Management’s Fiscal 2023 Outlook

  • Net Revenue
    • expects Fiscal 2023 revenue to be higher than that of Fiscal 2022…largely due to:
      • ongoing sales momentum;
      • stronger forecasted market growth;
      • the Company’s expanded product line in multiple segments;
      • greater capacity to meet demand at the Moncton Campus;
      • increased throughput at the Winnipeg facility;
      • contributions from the Lac-Supérieur facility; and
      • anticipated continuation of shipments to Canndoc in Israel and Cannatrek and Medcan in Australia
  • Adjusted Gross Margins
    • expects it will be able to achieve similar adjusted gross margin rates throughout Fiscal 2023 with further cost-saving initiatives being put into place to help offset anticipated price compression and based on the following sales mix opportunities:
      • international sales, which have historically attracted higher margins and are expected to represent a greater proportion of the Company’s revenue;
      • sales from the Holy Mountain brand, which will include several product categories, in a number of higher margin formats with national distribution on most SKUs;
      • the launch of new products across different derivative categories with expected attractive long-term margin profiles; and
      • the larger volume of higher margin sales expected from the Lac-Supérieur Facility, achievable from the increased capacity post-construction.
  • Adjusted EBITDA
    • expects to maintain positive Adjusted EBITDA throughout Fiscal 2023.
  • Cash Flow
    • expects to generate positive free cash flows by the end of calendar 2023.

Stock Performance

Organigram’s stock price declined 55% in 2022 which compared favorably with the performance of the other 4 constituents in the munKNEE Canadian Cannabis LPs Index which declined 67% during the same period.
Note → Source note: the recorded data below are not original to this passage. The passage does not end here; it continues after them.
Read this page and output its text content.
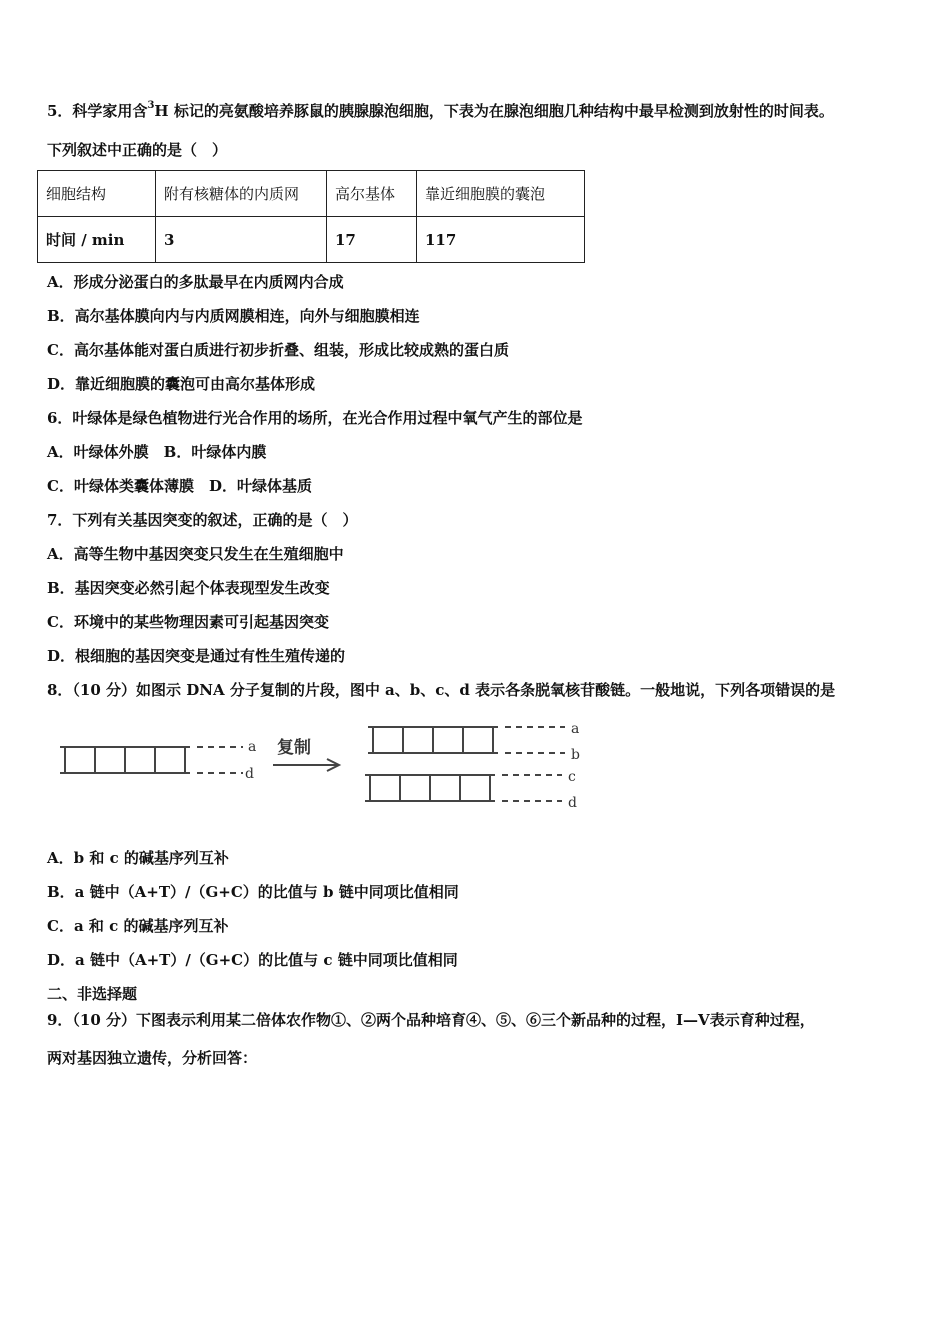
5．科学家用含$^3$H 标记的亮氨酸培养豚鼠的胰腺腺泡细胞，下表为在腺泡细胞几种结构中最早检测到放射性的时间表。
下列叙述中正确的是（　）
细胞结构	附有核糖体的内质网	高尔基体	靠近细胞膜的囊泡
时间 / min	3	17	117
A．形成分泌蛋白的多肽最早在内质网内合成
B．高尔基体膜向内与内质网膜相连，向外与细胞膜相连
C．高尔基体能对蛋白质进行初步折叠、组装，形成比较成熟的蛋白质
D．靠近细胞膜的囊泡可由高尔基体形成
6．叶绿体是绿色植物进行光合作用的场所，在光合作用过程中氧气产生的部位是
A．叶绿体外膜　B．叶绿体内膜
C．叶绿体类囊体薄膜　D．叶绿体基质
7．下列有关基因突变的叙述，正确的是（　）
A．高等生物中基因突变只发生在生殖细胞中
B．基因突变必然引起个体表现型发生改变
C．环境中的某些物理因素可引起基因突变
D．根细胞的基因突变是通过有性生殖传递的
8．（10 分）如图示 DNA 分子复制的片段，图中 a、b、c、d 表示各条脱氧核苷酸链。一般地说，下列各项错误的是
a
d
复制
a
b
c
d
A．b 和 c 的碱基序列互补
B．a 链中（A+T）/（G+C）的比值与 b 链中同项比值相同
C．a 和 c 的碱基序列互补
D．a 链中（A+T）/（G+C）的比值与 c 链中同项比值相同
二、非选择题
9．（10 分）下图表示利用某二倍体农作物①、②两个品种培育④、⑤、⑥三个新品种的过程，Ⅰ—Ⅴ表示育种过程，
两对基因独立遗传，分析回答：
The stock remains weak, having declined 16.7% as of March 10th which is slightly worse than the 14.5% decline experienced by the Index.

Stock Price Forecast

According to 12 stock analysts, the average 12-month stock price forecast for OGI stock is $1.31, representing an increase of 105% from its March 28th closing price. 4 analysts rate it as a Strong Buy, 2 as a Buy and 6 as a Hold. On average, analysts rate OGI stock as a Buy which means that analysts believe this stock is likely to outperform the market over the next twelve months.


This article is not a recommendation to buy or sell the stock of Organigram (do your own due diligence) but management’s optimism as to what 2023 holds for the Company and the consensus forecast by 12 Wall Street analysts of a 105% increase in the Company’s stock price over the next 12 months suggests that things are, indeed, looking up for Organigram in Fiscal 2023.